Colloidal Mercury-Doped CdSe Nanoplatelets with Dual\nFluorescence

Abstract

Quasi-two-dimensional\n(2D) CdSe nanoplatelets (NPLs) are distinguished\nby their unique optical properties in comparison to classical semiconductor\nnanocrystals, such as extremely narrow emission line widths, reduced\nAuger recombination, and relatively high absorption cross sections.\nInherent to their anisotropic 2D structure, however, is the loss of\ncontinuous tunability of their photoluminescence (PL) properties due\nto stepwise growth.

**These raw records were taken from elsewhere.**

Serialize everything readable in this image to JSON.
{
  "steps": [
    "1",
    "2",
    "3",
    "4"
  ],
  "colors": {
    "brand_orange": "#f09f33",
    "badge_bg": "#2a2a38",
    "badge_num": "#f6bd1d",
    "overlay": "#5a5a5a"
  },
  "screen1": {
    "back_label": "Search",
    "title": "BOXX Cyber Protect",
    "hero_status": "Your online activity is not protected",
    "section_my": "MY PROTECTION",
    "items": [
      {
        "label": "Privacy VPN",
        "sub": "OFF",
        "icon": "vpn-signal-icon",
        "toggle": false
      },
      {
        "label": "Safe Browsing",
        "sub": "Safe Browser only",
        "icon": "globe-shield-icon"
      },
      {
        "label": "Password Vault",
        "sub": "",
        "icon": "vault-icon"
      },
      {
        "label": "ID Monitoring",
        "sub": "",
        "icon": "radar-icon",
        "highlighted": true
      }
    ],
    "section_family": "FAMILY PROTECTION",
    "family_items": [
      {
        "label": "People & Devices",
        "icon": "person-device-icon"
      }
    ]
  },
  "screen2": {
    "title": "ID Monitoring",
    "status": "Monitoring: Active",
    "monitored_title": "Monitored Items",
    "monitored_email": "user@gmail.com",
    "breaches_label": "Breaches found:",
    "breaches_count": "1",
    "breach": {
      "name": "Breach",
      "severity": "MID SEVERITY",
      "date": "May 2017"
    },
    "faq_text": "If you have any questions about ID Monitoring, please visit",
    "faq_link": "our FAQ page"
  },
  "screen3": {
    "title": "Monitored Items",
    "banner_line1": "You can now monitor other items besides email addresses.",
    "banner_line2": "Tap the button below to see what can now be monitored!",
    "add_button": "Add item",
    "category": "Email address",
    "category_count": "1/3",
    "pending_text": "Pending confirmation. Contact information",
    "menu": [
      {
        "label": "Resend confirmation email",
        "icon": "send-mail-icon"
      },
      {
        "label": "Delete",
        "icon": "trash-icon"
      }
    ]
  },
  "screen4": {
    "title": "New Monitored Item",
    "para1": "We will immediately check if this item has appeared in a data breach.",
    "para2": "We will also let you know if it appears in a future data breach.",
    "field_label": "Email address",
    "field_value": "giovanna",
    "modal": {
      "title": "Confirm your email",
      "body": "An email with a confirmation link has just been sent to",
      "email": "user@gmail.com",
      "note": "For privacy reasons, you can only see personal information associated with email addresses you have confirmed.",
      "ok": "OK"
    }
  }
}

On top of that, limited experimental availability\nof NPLs of different thicknesses and ultimately the bulk band gap\nof CdSe constrain the achievable PL wavelengths. Here, we report on\nthe doping of CdSe NPLs with mercury, which gives rise to additional\nPL in the red region of the visible spectrum and in the near-infrared\nregion. We employ a seeded-growth method with injection solutions\ncontaining cadmium, selenium, and mercury. The resulting NPLs retain\ntheir anisotropic structure, are uniform in size and shape, and present\nsignificantly altered spectroscopic characteristics due to the existence\nof additional energetic states. We conclude that doping takes place\nby employing elemental analysis in combination with PL excitation\nspectroscopy, X-ray photoelectron spectroscopy, and single-particle\nfluorescence spectroscopy, confirming single emitters being responsible\nfor multiple distinct emission signals.